Dr. Sikander Ailawadhi:

Excellent question. Lisa, I think the first and foremost thing an important part for our patients to learn is what are their “tumor markers,” for the, or disease markers for myeloma. We can follow myeloma by either the M spike or monoclonal protein, by light chains, by monoclonal protein in the urine or blood. And it’s important to keep that in mind because every now and then we’ll see patients who say, Hey, my ratio changed. So I’m progressing. Well, that comes after the light chains change. So it’s important to understand the role of these things. So M spike in the urine, M spike in the serum and light chains. One of them is typically the marker for a patient.

Now the MRD status or minimal residual disease that is looking for one cell, one myeloma cell from amongst 100,000 cells in the bone marrow. So it is looking at a very deep level. The most important benefit of MRD testing right now is to understand that if a patient turns MRD negative, then they have a superior outcome. Their prognosis is better. Their progression free survival, or the time before their disease comes back is longer. 

But when a patient is MRD-negative and is being followed or maintenance or whatever, if the bone marrow turns MRD-positive, then that might be the sign that the disease might be coming back. Right now, we do not keep switching drugs to get to MRD-negative. That is not the goal of treatment. The way to think about it is we want to get to MRD-negative, but that means it’s incumbent upon us to try and pick a regimen that is more likely to get to MRD-negative. That’s the way to think about it.

Let’s pick a regimen more likely to get us into MRD-negative and hope that we get to MRD-negative. We see every now and then that the patients keep switching regimens just to get to MRD-negative. That’s not the way to go because you’re just using up options too quickly, too fast. A common question that patients ask is, well, does that mean I need to get annual bone marrow biopsies and MRD testing? Probably not.
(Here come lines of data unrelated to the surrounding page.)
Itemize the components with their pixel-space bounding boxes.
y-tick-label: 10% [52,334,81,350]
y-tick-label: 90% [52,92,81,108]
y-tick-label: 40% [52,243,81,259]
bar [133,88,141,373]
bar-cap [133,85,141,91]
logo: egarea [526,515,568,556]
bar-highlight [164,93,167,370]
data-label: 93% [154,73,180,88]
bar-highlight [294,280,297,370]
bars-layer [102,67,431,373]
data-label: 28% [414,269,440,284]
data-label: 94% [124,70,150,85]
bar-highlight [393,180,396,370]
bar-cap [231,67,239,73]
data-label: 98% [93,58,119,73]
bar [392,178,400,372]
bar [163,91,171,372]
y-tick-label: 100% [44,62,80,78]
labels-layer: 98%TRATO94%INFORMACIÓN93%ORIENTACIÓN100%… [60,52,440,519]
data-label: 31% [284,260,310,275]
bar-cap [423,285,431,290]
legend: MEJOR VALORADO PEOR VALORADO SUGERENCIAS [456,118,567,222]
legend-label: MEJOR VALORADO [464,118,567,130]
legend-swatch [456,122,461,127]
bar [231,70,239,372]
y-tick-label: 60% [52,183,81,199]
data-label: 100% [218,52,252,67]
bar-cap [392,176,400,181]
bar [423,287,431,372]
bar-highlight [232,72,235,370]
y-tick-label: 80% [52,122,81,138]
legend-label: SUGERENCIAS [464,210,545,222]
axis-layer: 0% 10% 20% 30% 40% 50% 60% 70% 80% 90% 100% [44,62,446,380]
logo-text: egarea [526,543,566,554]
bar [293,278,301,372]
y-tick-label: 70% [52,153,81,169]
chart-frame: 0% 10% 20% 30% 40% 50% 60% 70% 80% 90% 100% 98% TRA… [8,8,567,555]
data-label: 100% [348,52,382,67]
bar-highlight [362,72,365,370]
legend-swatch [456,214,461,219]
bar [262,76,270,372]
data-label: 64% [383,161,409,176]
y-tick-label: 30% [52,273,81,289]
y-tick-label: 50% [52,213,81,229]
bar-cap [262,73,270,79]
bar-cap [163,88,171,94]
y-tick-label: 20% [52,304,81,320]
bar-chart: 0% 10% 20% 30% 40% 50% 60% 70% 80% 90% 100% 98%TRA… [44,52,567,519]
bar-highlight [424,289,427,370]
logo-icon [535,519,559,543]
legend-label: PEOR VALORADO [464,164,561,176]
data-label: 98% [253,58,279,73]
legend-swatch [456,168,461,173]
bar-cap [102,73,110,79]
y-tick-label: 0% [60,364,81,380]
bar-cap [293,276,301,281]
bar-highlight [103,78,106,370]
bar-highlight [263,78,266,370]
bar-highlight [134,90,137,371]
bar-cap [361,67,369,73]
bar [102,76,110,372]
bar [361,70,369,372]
That’s too much testing. So what I suggest is that once somebody has turned MRD-negative, it’s important to keep an eye on every single thing. Now, change in any of the routine labs, imaging, new symptoms, etcetera. That’s when we switch to the bone marrow again and see if the patient has turned MRD-positive. There are clinical trials going on right now which are stopping drugs based on repeat MRD negativity or starting drugs on MRD positivity. But those are clinical trial questions.

Lisa Hatfield:

So along those same lines, since you’re a Mayo physician, I’m curious about the mass spec testing. So if a patient say has been MRD-negative for some time, still wants to monitor at a deeper level, even though it’s not commercialized yet, do you see a role for mass spec testing on a regular basis in the future and being rolled out to community facilities also?

Dr. Sikander Ailawadhi:

Absolutely, Lisa. I did not specifically bring it up because mass spec is not, like you rightly said, is not yet commercially available. Now we’re doing mass spec quite frequently at Mayo Clinic. Basically mass spec is taking up a blood sample. Important to keep in mind, it’s not a bone marrow test, it’s a blood test, but it looks for those abnormal proteins based on the protein weight at a much, much lower level. Our SPEP or serum protein electrophoresis does not pick up very small quantities of the protein mass spec does. So in an essence, the mass spec, if somebody is negative on that, turning mass spec negative to mass spec positive may be an earlier sign of the disease coming back rather than the SPEP yet turning positive. But as you rightly said, it is not yet commercially available. I do see the benefit of it.

There is more and more data coming in favor of it, and there was data that was also at ASH. So I do see that in the future we’ll be able to most likely have it available more widely. At this point, it is just a blood test to attempt to check the disease level at a much deeper level and be able to notice if the disease is progressing sooner than our currently available tools.